Neben diesem Weltuntergangsspiel schufen zwei Axamer Dorf burschen in den Jahren 1677 78 ein nicht minder auftrittsreiches Schauspiel vom Patriarchen Jakob mit seinen zwölf Söhnen. Es gelangte aber erst knapp vor der einsetzenden Belagerung Wiens durch die Türken, im Juni 1683, als Votivwerk zur Aufführung, während alle Vergnügungen, Maskeraden und Saitenspiele der Türkengefahr wegen im Lande verboten waren. Dieses Verlöbniswerk hielt sich seither in verschiedenen Abwandlungen bis in die Gegenwart. Die beiden Handschriften von 1677 78 bilden die Grundlage einer Ausgabe, die jetzt dank dem Entgegenkommen der Deutschen Forschungsgemeinschaft neben dem zehnbändigen Handbuch der Theaterwissenschaft C. Niessens im Theaterverlag Lechte zu Emsdetten (Westfalen) in Druck gelegt wird. So naiv-volksmäßig das bunte Schicksal Josefs von Aegypten vorgeführt erscheint, strotzt das Spiel von gewaltigen Antithesen des Barock von Gotteshand und Menschenwerk, von Hirtenseligkeit, Hof- und Militärpracht und Aufstiegsmöglichkeit aus dem Bauernstände, aber auch von Christentum und Tatarentum, so daß damals, als die abendländische Christenheit um Wien und Westeuropa zitterte, dieses Verlöbnisspiel wie ein aufrüttelnder Aufruf und wie ein Gebetsschrei um Hilfe gewirkt haben mag. Noch heute ist der Stoff reich an zeitgerechten Ausrichtungen. Die stadtnahe Gemeinde A x a m s, abseits von Bahn und Hauptstraße auf freiem Mittelgebirgsboden in der mächtigsten Alpenlandschaft hingelagert, geht vom geschlossenen Bauerndorf in eine aufgelockerte Arbeitermehrheit über, verkörpert demnach geradezu den alpinen Wandel und vermöchte daher auch in ihrem Spiele einiges zu jener Atmosphäre mitzugeben, die den vielen Problemen unseres durchsetzten Landlebens gerechter wird.

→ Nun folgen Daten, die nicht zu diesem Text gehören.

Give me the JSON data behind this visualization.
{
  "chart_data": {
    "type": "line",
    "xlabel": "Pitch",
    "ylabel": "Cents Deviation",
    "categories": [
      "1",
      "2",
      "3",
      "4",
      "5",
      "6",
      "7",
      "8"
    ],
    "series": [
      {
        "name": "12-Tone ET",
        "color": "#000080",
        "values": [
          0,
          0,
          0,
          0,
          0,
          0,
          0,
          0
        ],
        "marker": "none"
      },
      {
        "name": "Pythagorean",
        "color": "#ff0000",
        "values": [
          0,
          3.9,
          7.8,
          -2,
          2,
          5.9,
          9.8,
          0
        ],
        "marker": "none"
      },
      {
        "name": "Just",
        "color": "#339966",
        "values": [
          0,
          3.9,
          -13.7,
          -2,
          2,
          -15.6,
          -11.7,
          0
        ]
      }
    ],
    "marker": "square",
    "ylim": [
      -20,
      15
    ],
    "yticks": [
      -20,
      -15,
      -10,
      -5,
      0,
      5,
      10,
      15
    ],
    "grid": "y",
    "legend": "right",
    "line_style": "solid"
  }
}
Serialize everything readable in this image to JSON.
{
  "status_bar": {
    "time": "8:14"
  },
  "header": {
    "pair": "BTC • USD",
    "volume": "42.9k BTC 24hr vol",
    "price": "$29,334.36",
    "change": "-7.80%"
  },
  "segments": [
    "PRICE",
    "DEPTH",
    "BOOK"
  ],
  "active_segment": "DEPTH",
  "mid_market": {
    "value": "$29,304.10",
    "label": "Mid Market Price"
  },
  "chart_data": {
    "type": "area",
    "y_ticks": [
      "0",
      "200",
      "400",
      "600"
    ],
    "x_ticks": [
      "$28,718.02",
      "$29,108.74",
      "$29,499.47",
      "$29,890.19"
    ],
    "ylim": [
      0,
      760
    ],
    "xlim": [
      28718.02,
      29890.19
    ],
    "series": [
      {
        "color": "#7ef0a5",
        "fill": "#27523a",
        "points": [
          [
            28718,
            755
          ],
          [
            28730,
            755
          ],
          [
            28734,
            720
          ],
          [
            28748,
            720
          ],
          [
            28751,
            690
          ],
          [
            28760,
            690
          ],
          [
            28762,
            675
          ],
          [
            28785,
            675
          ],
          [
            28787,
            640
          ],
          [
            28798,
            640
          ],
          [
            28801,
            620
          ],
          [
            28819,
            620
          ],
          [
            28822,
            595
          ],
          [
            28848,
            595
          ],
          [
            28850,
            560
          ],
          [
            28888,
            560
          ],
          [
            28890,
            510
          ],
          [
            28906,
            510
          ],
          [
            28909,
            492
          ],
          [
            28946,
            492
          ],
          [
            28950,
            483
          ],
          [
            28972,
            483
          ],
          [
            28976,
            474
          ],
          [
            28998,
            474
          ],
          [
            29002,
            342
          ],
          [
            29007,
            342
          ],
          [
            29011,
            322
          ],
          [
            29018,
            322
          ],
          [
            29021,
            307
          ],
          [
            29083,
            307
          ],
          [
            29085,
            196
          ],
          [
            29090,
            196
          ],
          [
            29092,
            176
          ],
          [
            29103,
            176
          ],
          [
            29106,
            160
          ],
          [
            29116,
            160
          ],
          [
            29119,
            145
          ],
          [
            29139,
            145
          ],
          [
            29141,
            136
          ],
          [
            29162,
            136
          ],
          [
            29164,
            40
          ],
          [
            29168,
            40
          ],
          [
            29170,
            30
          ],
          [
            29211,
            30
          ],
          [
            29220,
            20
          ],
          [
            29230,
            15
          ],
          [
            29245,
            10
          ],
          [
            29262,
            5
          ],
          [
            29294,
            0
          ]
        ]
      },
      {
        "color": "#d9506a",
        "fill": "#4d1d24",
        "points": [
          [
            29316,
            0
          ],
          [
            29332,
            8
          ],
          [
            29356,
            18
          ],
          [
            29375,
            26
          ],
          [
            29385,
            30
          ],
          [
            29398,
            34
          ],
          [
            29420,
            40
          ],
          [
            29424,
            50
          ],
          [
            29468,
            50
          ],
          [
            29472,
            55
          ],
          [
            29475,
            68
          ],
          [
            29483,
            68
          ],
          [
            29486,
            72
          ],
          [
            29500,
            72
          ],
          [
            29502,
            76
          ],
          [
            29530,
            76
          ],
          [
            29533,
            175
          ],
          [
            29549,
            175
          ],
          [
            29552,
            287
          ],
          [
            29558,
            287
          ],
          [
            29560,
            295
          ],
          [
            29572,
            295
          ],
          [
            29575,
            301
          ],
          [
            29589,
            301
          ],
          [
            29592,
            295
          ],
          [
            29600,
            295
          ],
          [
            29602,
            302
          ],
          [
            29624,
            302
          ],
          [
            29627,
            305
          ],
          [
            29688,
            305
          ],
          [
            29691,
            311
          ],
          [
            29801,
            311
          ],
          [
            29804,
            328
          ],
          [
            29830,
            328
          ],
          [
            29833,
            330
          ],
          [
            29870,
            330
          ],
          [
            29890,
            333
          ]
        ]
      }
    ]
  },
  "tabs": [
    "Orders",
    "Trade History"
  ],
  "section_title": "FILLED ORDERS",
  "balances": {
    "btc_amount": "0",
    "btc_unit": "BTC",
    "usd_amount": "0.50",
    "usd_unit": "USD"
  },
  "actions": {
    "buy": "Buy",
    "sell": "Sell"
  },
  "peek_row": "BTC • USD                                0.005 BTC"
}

Die Axamer bereiten die Wiederaufnahme jenes Josefspiels für Frühjahr 1954 vor. Sie hatten es im herkömmlichen Stil biblischer Erzählung 1947 48 zum letzten Male mit guten Erfolgen dargeboten. Die Auszeichnung, daß ihr alter Spieltext sozusagen als Musterbeispiel eines größeren dörflichen Volksschauspiels des 17. Jahrhunderts durch seine Drucklegung herausgehoben wird, löste eine starke Begeisterung und Einmütigkeit in der Gemeinde aus. Sie ist entschlossen, ihrer großen Aufgabe zu entsprechen. Schon bei den Vorstellungen vor 5, 6 Jahren konnte man eine gewisse Sehnsucht unter den zahlreichen ländlichen Zuschauern aus Tirol und der Nachbarschaft nach früheren, rein ländlichen Zuständen und eine starke Teilnahme an den landwirtschaftlichen Sorgen und den Hofkämpfen des daraus emporgestiegenen Staatsmannes beobachten, die über die Neugier nach der oberschichtlichen Welt von ehedem beträchtlich hinausging. So könnte die Neufassung und Neugestaltung des alten Spielvorwurfes an gegenwärtige Verhältnisse und Geschehnisse anknüpfen und das alte Volksschauspiel über das rein Stoffliche als Volksausdruck der Gegenwart hinausführen.